Valencia
Yalta, Sovyet Rusya
Şubat, 1945Elbisemin eteklerini tutarak boş araziye doğru ilerliyordum. Askerler nöbet tutmaya devam ediyor, savaş uçakları gökyüzünde devriye geziyordu. "Stalin bir orospu çocuğu," dediğimde birkaç baş bana dönse de dilimi bilmedikleri için bir tehlike arz etmiyorlardı. Zaten dilimi bilseler bile, insanları benim için bir tehlike olarak görmüyordum.
Körfeze adım attığım an sevgilimi görmüştüm. Onu askeri üniforma ile görmeyeli uzun zaman olmuştu. Takım elbisesinin içinde yarım asır önceki gansterleri anımsatıyordu. Beni gördüğünde yüzünü gölgeyeleyen kasketini başından almış adımlarını bana doğru atmaya başlamıştı.
"Burada olmamalısın Valencia. Ait olduğun aleme gitmelisin. Burası senin için bile tehlike arz ediyor."
Gökyüzünde gezinmeye devam eden uçakların, koca bir ülkeyi, insanları yok etmiş tankların beni de aynı kadere esir etmesi muhtemeldi fakat ben trajik bir sonun parçası olmayacaktım, sevgilimin de aptal bir ideoloji uğruna ölmesine izin vermeyecektim.

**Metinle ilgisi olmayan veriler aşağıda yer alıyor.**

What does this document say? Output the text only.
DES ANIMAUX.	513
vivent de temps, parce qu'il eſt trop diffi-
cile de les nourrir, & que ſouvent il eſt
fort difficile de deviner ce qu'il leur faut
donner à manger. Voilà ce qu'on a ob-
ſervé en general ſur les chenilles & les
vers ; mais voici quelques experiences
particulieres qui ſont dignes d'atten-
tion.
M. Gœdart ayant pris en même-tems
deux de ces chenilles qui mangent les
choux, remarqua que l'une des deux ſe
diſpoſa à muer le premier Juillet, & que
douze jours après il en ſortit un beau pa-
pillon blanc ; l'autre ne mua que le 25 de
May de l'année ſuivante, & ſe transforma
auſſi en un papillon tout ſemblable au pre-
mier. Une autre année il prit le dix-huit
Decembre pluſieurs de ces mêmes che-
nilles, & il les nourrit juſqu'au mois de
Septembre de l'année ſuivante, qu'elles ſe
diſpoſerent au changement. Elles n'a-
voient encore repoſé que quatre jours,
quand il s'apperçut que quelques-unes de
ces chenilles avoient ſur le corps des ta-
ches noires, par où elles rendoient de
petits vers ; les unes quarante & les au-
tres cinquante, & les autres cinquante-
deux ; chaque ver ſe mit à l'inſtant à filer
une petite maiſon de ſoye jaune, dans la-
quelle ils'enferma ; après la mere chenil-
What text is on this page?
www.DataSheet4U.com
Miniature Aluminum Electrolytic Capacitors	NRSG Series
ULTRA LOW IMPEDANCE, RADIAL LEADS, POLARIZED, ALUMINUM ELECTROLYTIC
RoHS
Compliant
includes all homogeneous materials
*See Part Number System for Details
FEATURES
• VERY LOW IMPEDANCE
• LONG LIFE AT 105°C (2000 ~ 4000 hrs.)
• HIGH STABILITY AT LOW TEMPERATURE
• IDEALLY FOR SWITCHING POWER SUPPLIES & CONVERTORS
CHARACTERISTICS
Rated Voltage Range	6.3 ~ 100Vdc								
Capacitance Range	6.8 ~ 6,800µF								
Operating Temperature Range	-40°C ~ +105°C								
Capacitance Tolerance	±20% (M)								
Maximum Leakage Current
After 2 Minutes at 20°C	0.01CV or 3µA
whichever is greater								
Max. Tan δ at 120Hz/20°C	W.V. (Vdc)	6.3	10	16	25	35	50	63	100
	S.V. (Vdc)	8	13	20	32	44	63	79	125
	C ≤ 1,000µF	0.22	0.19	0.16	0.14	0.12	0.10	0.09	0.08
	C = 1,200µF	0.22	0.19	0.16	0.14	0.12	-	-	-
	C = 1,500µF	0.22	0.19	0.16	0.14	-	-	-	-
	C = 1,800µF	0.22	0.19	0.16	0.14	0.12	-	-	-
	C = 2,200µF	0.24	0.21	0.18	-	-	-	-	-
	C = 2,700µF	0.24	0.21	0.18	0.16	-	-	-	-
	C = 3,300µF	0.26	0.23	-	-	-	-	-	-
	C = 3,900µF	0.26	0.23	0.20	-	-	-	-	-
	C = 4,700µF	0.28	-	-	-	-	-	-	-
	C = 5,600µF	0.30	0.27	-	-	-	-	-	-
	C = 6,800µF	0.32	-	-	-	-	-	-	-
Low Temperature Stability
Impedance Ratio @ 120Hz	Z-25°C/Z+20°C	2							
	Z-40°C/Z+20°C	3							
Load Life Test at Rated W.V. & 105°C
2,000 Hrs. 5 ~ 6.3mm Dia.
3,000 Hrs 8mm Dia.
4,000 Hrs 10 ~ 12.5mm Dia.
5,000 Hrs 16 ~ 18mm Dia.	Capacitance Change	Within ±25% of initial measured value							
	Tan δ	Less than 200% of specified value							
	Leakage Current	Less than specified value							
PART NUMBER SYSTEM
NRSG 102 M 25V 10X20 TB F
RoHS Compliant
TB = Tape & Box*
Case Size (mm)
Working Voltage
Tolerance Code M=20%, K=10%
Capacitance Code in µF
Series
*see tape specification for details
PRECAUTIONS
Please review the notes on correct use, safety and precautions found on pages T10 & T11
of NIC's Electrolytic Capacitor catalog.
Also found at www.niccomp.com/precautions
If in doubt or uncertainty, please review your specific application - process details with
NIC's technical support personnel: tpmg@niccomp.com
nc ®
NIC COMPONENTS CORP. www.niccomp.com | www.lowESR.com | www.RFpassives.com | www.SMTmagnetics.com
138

Yakışıklı çehresini ellerimin arasına aldığımda kararlı mavi bakışları, onu ikna etmek için hazır olan yeşillerimin üstündeydi.
"Sen de benim olduğum aleme aitsin William. Yer yüzüne değil. Hele aptal bir savaşa hiç değil. Churchill denen o sümsüğün kıçını korumak zorunda değilsin."
Ellerini ellerimin üzerine getirip yüzündeki ellerimden kurtulmuştu. Konuşmasına gerek dahi yoktu. Kararlı olduğunu görebiliyordum. Ülkesi için gerekirse, ait olmadığı topraklarda ölmeye hazırdı. Başımı sola çevirip gözlerindeki karardan kaçmayı denedim. Efsuncu olsaydım eğer beynine sızar, benimle gelmesi için onu ikna ederdim fakat olduğum kişi, büyü yapabilmek için zayıf biriydi.
"Sevgili Valencia," demiş zarif elini çenemin üzerine getirmişti. Başımı ona doğru çevirirken verdiği mücadeleyi görebiliyordum. Aşkı ve idealleri arasında arasında bir seçim yapmak zorundaymış gibi hissediyordu kendini ki bu bir histen öteydi.
"Şafak Meclisi beni bir daha kabullenmez sevgilim. Ben seçimimi yaptım. İblisin kuklası olamam. Bir yanım cehenneme ait olabilir ama diğer yanımın hâlâ şansı var. Bir insan olarak Tanrı'nın sevgisini kazanabilirim ve affedilebilirim."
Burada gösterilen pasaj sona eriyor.